Correre meno per far correre la palla
Corso ribatteva con i fatti: non si resta tanti anni all’Inter se non si corre. Aveva ragione e torto insieme. Correva diversamente, perché faceva muovere il pallone e, con lui, gli avversari. Il campo confermava che quello stile, nell’economia di una grande squadra, era non solo sostenibile, ma vincente.
Grinta e contrasti, oltre il cliché
Dietro la leggenda del flâneur del pallone c’era un giocatore pronto al corpo a corpo. Sapeva farsi rispettare e soffrire, dentro un calcio fisico e talvolta spigoloso. La sua tecnica era un’arma, non una fuga dalla battaglia.
Il soprannome più dolce
Il sinistro di Dio: altro soprannome, altra narrazione. È la definizione che i rivali riconoscono quando non sanno più come spiegare l’effetto del suo piede. Se Brera cercava il paradosso per raccontare Corso, il campo cercava gli aggettivi per limitare la meraviglia.

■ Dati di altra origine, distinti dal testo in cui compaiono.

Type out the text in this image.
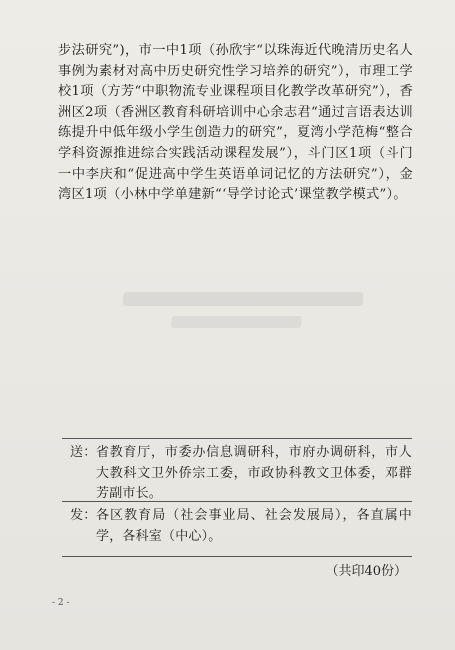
步法研究”)，市一中1项（孙欣宇“以珠海近代晚清历史名人事例为素材对高中历史研究性学习培养的研究”），市理工学校1项（方芳“中职物流专业课程项目化教学改革研究”），香洲区2项（香洲区教育科研培训中心余志君“通过言语表达训练提升中低年级小学生创造力的研究”，夏湾小学范梅“整合学科资源推进综合实践活动课程发展”），斗门区1项（斗门一中李庆和“促进高中学生英语单词记忆的方法研究”），金湾区1项（小林中学单建新“‘导学讨论式’课堂教学模式”）。

送： 省教育厅，市委办信息调研科，市府办调研科，市人大教科文卫外侨宗工委，市政协科教文卫体委，邓群芳副市长。
发： 各区教育局（社会事业局、社会发展局），各直属中学，各科室（中心）。
（共印40份）
- 2 -
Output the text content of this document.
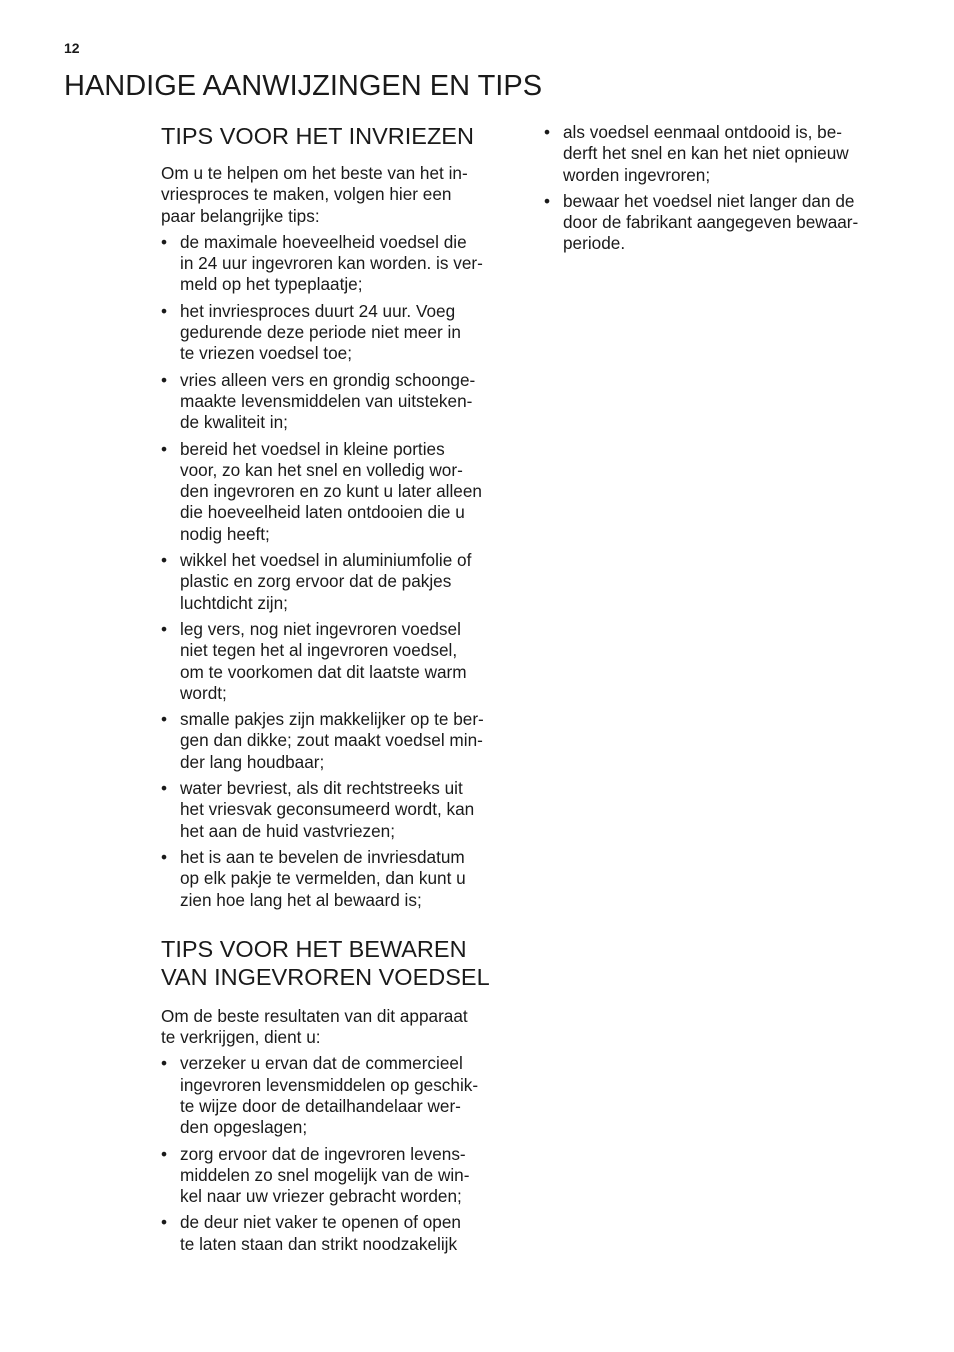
12
HANDIGE AANWIJZINGEN EN TIPS
TIPS VOOR HET INVRIEZEN

Om u te helpen om het beste van het in-
vriesproces te maken, volgen hier een
paar belangrijke tips:

• de maximale hoeveelheid voedsel die
in 24 uur ingevroren kan worden. is ver-
meld op het typeplaatje;
• het invriesproces duurt 24 uur. Voeg
gedurende deze periode niet meer in
te vriezen voedsel toe;
• vries alleen vers en grondig schoonge-
maakte levensmiddelen van uitsteken-
de kwaliteit in;
• bereid het voedsel in kleine porties
voor, zo kan het snel en volledig wor-
den ingevroren en zo kunt u later alleen
die hoeveelheid laten ontdooien die u
nodig heeft;
• wikkel het voedsel in aluminiumfolie of
plastic en zorg ervoor dat de pakjes
luchtdicht zijn;
• leg vers, nog niet ingevroren voedsel
niet tegen het al ingevroren voedsel,
om te voorkomen dat dit laatste warm
wordt;
• smalle pakjes zijn makkelijker op te ber-
gen dan dikke; zout maakt voedsel min-
der lang houdbaar;
• water bevriest, als dit rechtstreeks uit
het vriesvak geconsumeerd wordt, kan
het aan de huid vastvriezen;
• het is aan te bevelen de invriesdatum
op elk pakje te vermelden, dan kunt u
zien hoe lang het al bewaard is;
TIPS VOOR HET BEWAREN
VAN INGEVROREN VOEDSEL

Om de beste resultaten van dit apparaat
te verkrijgen, dient u:

• verzeker u ervan dat de commercieel
ingevroren levensmiddelen op geschik-
te wijze door de detailhandelaar wer-
den opgeslagen;
• zorg ervoor dat de ingevroren levens-
middelen zo snel mogelijk van de win-
kel naar uw vriezer gebracht worden;
• de deur niet vaker te openen of open
te laten staan dan strikt noodzakelijk
• als voedsel eenmaal ontdooid is, be-
derft het snel en kan het niet opnieuw
worden ingevroren;
• bewaar het voedsel niet langer dan de
door de fabrikant aangegeven bewaar-
periode.
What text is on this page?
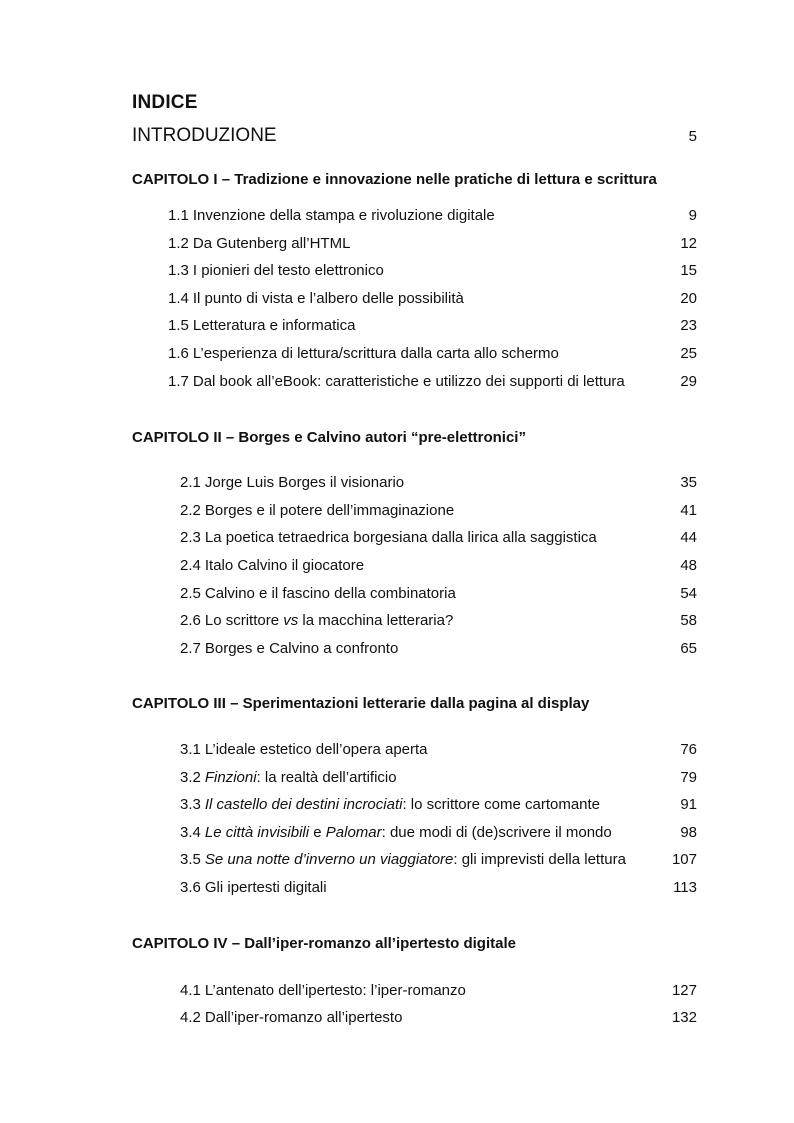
INDICE
INTRODUZIONE	5
CAPITOLO I – Tradizione e innovazione nelle pratiche di lettura e scrittura
1.1 Invenzione della stampa e rivoluzione digitale	9
1.2 Da Gutenberg all’HTML	12
1.3 I pionieri del testo elettronico	15
1.4 Il punto di vista e l’albero delle possibilità	20
1.5 Letteratura e informatica	23
1.6 L’esperienza di lettura/scrittura dalla carta allo schermo	25
1.7 Dal book all’eBook: caratteristiche e utilizzo dei supporti di lettura	29
CAPITOLO II – Borges e Calvino autori “pre-elettronici”
2.1 Jorge Luis Borges il visionario	35
2.2 Borges e il potere dell’immaginazione	41
2.3 La poetica tetraedrica borgesiana dalla lirica alla saggistica	44
2.4 Italo Calvino il giocatore	48
2.5 Calvino e il fascino della combinatoria	54
2.6 Lo scrittore vs la macchina letteraria?	58
2.7 Borges e Calvino a confronto	65
CAPITOLO III – Sperimentazioni letterarie dalla pagina al display
3.1 L’ideale estetico dell’opera aperta	76
3.2 Finzioni: la realtà dell’artificio	79
3.3 Il castello dei destini incrociati: lo scrittore come cartomante	91
3.4 Le città invisibili e Palomar: due modi di (de)scrivere il mondo	98
3.5 Se una notte d’inverno un viaggiatore: gli imprevisti della lettura	107
3.6 Gli ipertesti digitali	113
CAPITOLO IV – Dall’iper-romanzo all’ipertesto digitale
4.1 L’antenato dell’ipertesto: l’iper-romanzo	127
4.2 Dall’iper-romanzo all’ipertesto	132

L’abisso creativo tra forma e sostanza
Il dualismo tra estetica e produttività, in lui, non esistette. I colpi di classe arrivavano in momenti chiave; i lanci millimetrici sbloccavano pressioni; le punizioni sgonfiavano la paura. La sostanza indossava l’abito della forma, e la forma costruiva risultato.
Echi su nuove generazioni
Giornalisti e tecnici hanno accostato, per spirito e fantasia, figure successive a Corso: da Evaristo Beccalossi fino a paralleli più larghi con Ryan Giggs per ampiezza di gesto. Nessuna fotocopia: il suo sinistro resta pezzo unico, ma l’idea di qualità che orienta la partita è passata di mano in mano.
La forza dei racconti che restano
Le etichette di Brera e i soprannomi popolari hanno fissato l’immagine. Ancora oggi, discutere di Corso significa parlare di come si interpreta il talento. Il mito resiste perché è pieno di contraddizioni feconde: corsa e non corsa, estetica e concretezza, ordine e ispirazione.